The standard way for earth observation experts or users to retrieve images from image archives (e.g., ESA’s Copernicus Open Access Hub) is to use a graphical user interface, where they can select the geographical area of the image they are interested in. To enhance the end-user capability, AI4Copernicus researchers have developed a question-answering engine namely EarthQA, that receives input from a question expressed in natural language (in English) that asks for satellite images satisfying certain criteria and returns links to such datasets, which can be then downloaded from the CREODIAS cloud platform.

The question answering engine will be aimed at users of Earth Observation data, and will enable them to discover datasets by posing natural language questions (like these posed to search engines like Google).

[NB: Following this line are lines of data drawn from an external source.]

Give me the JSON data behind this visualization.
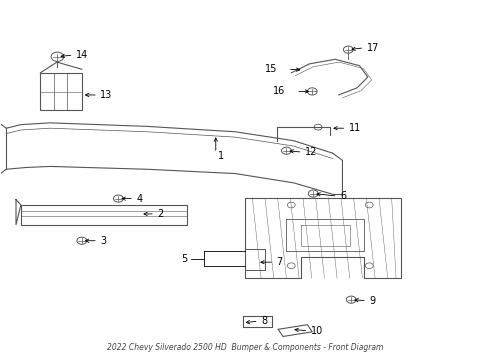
{
  "title": "2022 Chevy Silverado 2500 HD  Bumper & Components - Front Diagram",
  "bg_color": "#ffffff",
  "line_color": "#555555",
  "text_color": "#000000",
  "label_fontsize": 7,
  "title_fontsize": 5.5
}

Therefore we are currently collecting interesting questions from users like you and we kindly ask for your help to provide us with 10 questions that may be posed to a system like the Copernicus Open Access Hub, one of the five DIASes, or any other Earth Observation data portal, with the intention of discovering an EO dataset of interest to you.


Users can specify some other metadata, such as sensing period, satellite platform and cloud cover. To answer user questions, EarthQA queries two interlinked knowledge graphs: a knowledge graph encoding metadata of satellite images from the CREODIAS cloud platform (the SPARQL endpoint of CREODIAS) and the well-known knowledge graph DBpedia. Hence, the questions can refer to image metadata (e.g., satellite platform, sensing period, cloud cover), but also to geospatial entities appearing in DBpedia knowledge graph (e.g., lake, Greece). In this way, the users can ask questions like “Find all Sentinel-1 GRD images taken during October 2021 that show large lakes in Greece having an area greater than 100 square kilometers”.

EarthQA follows a template-based approach to translate natural language questions into formal queries (GeoSPARQL). Initially, it decomposes the user question by generating its dependency parse tree and then automatically disambiguates the components appearing in the question to elements of the two knowledge graphs.  In particular, it automatically identifies the spatial or temporal entities (e.g., “Greece”, “October 2021”), concepts (e.g., “lake”), spatial or temporal relations (e.g., “in”, “during”), properties (e.g., “area”) and product types (e.g., “Sentinel-1 GRD”) and other metadata (e.g., “cloud cover below 10%”) mentioned in the question and maps them to the respective elements appearing in the two knowledge graphs (dbr:Greece, dbo:Lake, dbp:area, etc). After this, the GeoSPARQL query is automatically generated.